Claro que o apoio do Estado aos
media, através da compra de publicidade institucional, criou polémica: os
critérios, previstos em lei de Passos, não são nem claros nem justos para o
efeito anunciado. Mas ver o Observador a acusar tudo e todos de vendidos porque
lhe coube pouco é realmente impagável.
Fernanda Câncio* | Diário de Notícias
| opinião
Há um mês, escrevi aqui sobre o anunciado apoio do Estado - reparem que
escrevi Estado e não Governo - aos media, antecipando o que era óbvio a
partir da leitura da lei de 2015 que regula a publicidade institucional,
a qual estabelece tiragens, audiências e alcance de difusão como critérios: uma
empresa como a Cofina iria levar uma parte de leão desse apoio.
Chamei a atenção para o facto de
que quer o Presidente da República, através de um desmentido no seu site,
quer o PS, através de uma queixa à Entidade Reguladora da Comunicação Social,
terem nessa mesma semana acusado o Correio da Manhã e a CMTV, ambos
da Cofina, de publicar uma falsidade que, decerto por mais um mero acaso de
muitos iguais, alinhava totalmente com o discurso do líder do Chega: a asserção
de que as medidas especiais para as prisões no âmbito da pandemia iriam "soltar"

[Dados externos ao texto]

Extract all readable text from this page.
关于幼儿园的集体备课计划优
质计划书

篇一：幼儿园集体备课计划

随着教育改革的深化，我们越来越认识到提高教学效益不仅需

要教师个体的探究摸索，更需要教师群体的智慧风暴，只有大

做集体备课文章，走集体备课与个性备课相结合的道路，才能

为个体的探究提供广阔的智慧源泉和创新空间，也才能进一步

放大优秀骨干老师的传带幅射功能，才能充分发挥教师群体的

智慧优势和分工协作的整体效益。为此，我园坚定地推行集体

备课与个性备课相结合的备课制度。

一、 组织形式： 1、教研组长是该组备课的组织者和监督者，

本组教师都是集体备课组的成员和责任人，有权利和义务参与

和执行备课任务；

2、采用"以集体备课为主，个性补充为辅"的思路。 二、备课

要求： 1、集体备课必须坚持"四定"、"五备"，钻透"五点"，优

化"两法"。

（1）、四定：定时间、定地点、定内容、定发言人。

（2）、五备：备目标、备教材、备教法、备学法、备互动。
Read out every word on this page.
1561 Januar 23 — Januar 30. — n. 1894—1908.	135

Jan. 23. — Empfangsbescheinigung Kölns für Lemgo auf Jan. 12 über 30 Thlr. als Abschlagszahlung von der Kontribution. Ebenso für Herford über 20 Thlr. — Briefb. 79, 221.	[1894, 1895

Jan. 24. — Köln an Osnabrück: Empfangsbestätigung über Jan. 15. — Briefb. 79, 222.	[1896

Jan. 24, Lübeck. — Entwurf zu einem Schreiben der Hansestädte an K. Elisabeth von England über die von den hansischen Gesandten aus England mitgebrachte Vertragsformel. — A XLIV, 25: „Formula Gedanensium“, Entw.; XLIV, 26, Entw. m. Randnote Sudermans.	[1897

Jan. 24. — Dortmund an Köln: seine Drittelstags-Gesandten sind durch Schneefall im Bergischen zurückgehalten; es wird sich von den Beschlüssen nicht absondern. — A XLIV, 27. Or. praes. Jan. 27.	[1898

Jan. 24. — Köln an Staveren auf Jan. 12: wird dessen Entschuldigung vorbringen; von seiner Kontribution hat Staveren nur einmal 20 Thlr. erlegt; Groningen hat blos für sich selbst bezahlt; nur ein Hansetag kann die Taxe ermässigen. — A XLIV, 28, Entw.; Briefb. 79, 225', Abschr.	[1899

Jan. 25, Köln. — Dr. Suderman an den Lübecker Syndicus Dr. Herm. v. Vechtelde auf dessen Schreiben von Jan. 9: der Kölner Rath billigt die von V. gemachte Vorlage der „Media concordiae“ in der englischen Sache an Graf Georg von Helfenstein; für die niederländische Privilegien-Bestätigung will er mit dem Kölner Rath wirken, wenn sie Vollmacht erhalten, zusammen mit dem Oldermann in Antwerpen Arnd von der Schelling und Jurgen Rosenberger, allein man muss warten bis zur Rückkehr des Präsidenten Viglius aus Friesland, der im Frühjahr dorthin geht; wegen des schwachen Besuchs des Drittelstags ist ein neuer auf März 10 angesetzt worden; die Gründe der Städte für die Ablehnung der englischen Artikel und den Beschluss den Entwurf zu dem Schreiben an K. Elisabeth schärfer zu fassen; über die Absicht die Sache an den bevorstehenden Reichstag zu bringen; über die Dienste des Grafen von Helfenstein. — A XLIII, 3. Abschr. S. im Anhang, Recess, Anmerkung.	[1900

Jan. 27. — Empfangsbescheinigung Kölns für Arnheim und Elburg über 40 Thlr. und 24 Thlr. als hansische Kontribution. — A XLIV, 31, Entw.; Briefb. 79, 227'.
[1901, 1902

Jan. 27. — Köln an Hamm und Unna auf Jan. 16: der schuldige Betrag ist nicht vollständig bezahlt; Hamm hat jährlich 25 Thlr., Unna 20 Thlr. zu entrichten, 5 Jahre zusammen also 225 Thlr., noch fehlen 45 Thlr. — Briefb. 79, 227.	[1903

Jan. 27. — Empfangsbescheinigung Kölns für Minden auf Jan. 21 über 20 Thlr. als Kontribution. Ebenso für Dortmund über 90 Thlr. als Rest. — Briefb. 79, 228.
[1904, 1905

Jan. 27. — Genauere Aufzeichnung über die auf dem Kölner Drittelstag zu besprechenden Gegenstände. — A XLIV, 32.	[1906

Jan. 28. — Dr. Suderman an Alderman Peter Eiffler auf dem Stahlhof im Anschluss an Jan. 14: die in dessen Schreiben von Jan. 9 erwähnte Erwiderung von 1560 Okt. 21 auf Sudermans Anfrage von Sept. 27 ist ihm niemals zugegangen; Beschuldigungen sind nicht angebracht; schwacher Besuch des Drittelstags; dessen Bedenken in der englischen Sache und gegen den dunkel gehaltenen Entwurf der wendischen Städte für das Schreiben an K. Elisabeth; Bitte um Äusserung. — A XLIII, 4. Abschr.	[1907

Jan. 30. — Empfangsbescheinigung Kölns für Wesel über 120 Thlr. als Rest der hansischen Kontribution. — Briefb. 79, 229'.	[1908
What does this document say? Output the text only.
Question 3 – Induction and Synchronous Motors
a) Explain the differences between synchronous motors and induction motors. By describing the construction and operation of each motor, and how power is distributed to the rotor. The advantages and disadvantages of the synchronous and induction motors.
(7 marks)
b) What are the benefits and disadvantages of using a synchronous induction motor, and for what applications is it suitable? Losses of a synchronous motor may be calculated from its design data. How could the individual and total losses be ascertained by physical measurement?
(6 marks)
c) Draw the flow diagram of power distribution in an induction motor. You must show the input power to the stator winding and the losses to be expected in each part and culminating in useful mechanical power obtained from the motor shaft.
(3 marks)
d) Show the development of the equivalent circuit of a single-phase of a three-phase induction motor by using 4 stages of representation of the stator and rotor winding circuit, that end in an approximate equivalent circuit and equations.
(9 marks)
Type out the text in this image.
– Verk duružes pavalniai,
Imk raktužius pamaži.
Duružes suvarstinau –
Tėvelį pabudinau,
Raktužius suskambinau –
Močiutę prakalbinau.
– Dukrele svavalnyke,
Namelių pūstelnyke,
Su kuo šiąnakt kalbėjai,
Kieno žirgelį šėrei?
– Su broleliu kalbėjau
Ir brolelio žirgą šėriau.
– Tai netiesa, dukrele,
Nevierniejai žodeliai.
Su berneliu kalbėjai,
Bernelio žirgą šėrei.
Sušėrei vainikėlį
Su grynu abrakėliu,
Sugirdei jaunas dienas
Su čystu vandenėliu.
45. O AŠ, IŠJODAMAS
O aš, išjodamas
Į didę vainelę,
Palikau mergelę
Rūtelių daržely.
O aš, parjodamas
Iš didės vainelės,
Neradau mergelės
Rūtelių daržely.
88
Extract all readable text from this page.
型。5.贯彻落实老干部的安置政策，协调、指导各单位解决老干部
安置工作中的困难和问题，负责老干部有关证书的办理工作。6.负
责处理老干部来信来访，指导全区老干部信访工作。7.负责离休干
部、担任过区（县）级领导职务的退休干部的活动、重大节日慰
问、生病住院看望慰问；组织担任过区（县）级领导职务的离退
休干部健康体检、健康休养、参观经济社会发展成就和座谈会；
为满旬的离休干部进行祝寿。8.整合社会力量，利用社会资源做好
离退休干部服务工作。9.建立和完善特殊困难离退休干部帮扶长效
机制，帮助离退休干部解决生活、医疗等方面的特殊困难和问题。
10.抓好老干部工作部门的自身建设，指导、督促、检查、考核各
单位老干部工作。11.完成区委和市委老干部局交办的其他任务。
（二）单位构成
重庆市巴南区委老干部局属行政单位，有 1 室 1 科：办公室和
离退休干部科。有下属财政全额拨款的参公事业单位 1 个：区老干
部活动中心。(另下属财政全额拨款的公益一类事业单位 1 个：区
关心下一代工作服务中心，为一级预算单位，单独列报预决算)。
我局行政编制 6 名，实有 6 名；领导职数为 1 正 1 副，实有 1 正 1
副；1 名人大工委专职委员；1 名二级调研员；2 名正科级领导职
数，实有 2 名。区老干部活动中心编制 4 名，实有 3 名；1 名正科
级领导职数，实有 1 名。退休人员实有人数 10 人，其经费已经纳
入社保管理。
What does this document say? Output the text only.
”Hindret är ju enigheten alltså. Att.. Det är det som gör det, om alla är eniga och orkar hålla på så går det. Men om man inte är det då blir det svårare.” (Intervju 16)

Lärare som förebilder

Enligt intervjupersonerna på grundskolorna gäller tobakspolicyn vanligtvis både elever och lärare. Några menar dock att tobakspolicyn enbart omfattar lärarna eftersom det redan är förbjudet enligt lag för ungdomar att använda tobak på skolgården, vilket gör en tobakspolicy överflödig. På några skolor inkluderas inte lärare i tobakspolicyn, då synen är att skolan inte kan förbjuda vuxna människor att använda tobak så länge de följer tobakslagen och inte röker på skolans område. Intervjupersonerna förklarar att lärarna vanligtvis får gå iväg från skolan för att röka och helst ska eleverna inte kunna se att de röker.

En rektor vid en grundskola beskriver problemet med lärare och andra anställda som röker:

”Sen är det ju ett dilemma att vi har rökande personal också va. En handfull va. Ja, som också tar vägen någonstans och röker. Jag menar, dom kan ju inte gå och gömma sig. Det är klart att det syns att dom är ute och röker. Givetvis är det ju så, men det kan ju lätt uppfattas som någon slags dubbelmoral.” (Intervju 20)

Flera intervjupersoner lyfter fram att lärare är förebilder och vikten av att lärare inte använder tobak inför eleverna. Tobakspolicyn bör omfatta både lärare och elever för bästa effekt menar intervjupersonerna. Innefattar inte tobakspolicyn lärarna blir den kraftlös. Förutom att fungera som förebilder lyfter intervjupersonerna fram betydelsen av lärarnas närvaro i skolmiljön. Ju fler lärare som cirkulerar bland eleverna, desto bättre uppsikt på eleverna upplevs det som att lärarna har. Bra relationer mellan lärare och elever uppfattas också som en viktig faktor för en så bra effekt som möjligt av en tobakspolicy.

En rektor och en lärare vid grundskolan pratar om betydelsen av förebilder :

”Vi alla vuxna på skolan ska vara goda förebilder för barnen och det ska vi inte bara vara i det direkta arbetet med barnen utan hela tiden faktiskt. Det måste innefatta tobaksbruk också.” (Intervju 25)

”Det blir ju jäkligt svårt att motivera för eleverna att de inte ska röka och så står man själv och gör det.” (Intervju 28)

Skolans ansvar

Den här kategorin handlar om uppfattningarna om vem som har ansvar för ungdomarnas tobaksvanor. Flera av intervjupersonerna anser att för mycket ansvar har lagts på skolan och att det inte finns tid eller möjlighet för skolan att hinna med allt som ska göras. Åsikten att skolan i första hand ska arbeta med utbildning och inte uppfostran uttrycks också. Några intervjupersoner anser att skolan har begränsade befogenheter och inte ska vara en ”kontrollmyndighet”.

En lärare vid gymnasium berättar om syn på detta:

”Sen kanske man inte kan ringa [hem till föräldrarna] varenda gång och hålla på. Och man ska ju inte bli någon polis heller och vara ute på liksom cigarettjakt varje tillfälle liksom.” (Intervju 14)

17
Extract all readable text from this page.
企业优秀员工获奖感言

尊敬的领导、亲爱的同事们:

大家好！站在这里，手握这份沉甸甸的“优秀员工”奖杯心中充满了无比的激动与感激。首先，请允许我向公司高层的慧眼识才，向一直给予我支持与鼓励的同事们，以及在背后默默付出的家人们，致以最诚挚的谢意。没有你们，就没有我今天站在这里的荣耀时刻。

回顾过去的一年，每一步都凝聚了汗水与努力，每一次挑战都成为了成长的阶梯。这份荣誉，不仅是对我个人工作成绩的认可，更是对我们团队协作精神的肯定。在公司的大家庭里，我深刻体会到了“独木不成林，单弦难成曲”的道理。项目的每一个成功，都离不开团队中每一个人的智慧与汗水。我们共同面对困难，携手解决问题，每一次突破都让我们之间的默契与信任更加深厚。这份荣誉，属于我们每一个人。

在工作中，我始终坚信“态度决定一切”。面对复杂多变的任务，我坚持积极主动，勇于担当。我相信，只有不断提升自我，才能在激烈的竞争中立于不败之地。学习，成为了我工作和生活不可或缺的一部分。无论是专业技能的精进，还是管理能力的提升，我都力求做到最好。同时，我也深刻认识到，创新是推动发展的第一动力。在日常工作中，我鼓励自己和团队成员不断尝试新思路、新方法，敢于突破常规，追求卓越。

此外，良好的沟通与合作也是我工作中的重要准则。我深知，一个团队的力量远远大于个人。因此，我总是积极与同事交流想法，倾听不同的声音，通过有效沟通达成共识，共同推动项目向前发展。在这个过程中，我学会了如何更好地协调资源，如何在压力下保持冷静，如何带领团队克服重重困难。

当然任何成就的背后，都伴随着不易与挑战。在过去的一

pedófilos e homicidas. E de como essa coincidência demonstrava que um
apoio aos media nos termos anunciados não podia servir os efeitos que
a ministra da Cultura propalara, os da "sustentabilidade do
jornalismo", da "promoção de fontes de informação credível e
validada", da "literacia mediática" e do "combate à
desinformação", destinando-se aos projetos "nos quais podemos dar às
pessoas a garantia de que podem confiar".
Sendo evidente para qualquer
conhecedor das regras do jornalismo que os mencionados produtos da Cofina fazem
gala de não as aplicar - lembremos, por exemplo, como aquando de uma ida a
tribunal do pai e da madrasta de Valentina um funcionário da CMTV andou a
perguntar a populares "não acha que este é um caso para justiça popular",
permitindo, com deleite, que estes descrevessem as sevícias medievais que
infligiriam ao progenitor se pudessem -, é-o também que nenhum Governo ou
maioria parlamentar pode estabelecer critérios de qualidade e de
"jornalismo" quando os reguladores, que têm essa incumbência, não o
fazem. Pelo que no mesmo texto reconheci não haver forma de dar a volta à
situação nem de fazer, para efeito deste apoio, a destrinça que a jornalista
Leonete Botelho, presidente de um dos reguladores - a Comissão da Carteira de
Jornalistas -, disse ser fundamental, e que cabe precisamente à instituição que
preside e à Entidade Reguladora para a Comunicação Social: distinguir órgãos
realmente jornalísticos, que fazem jornalismo, dos outros.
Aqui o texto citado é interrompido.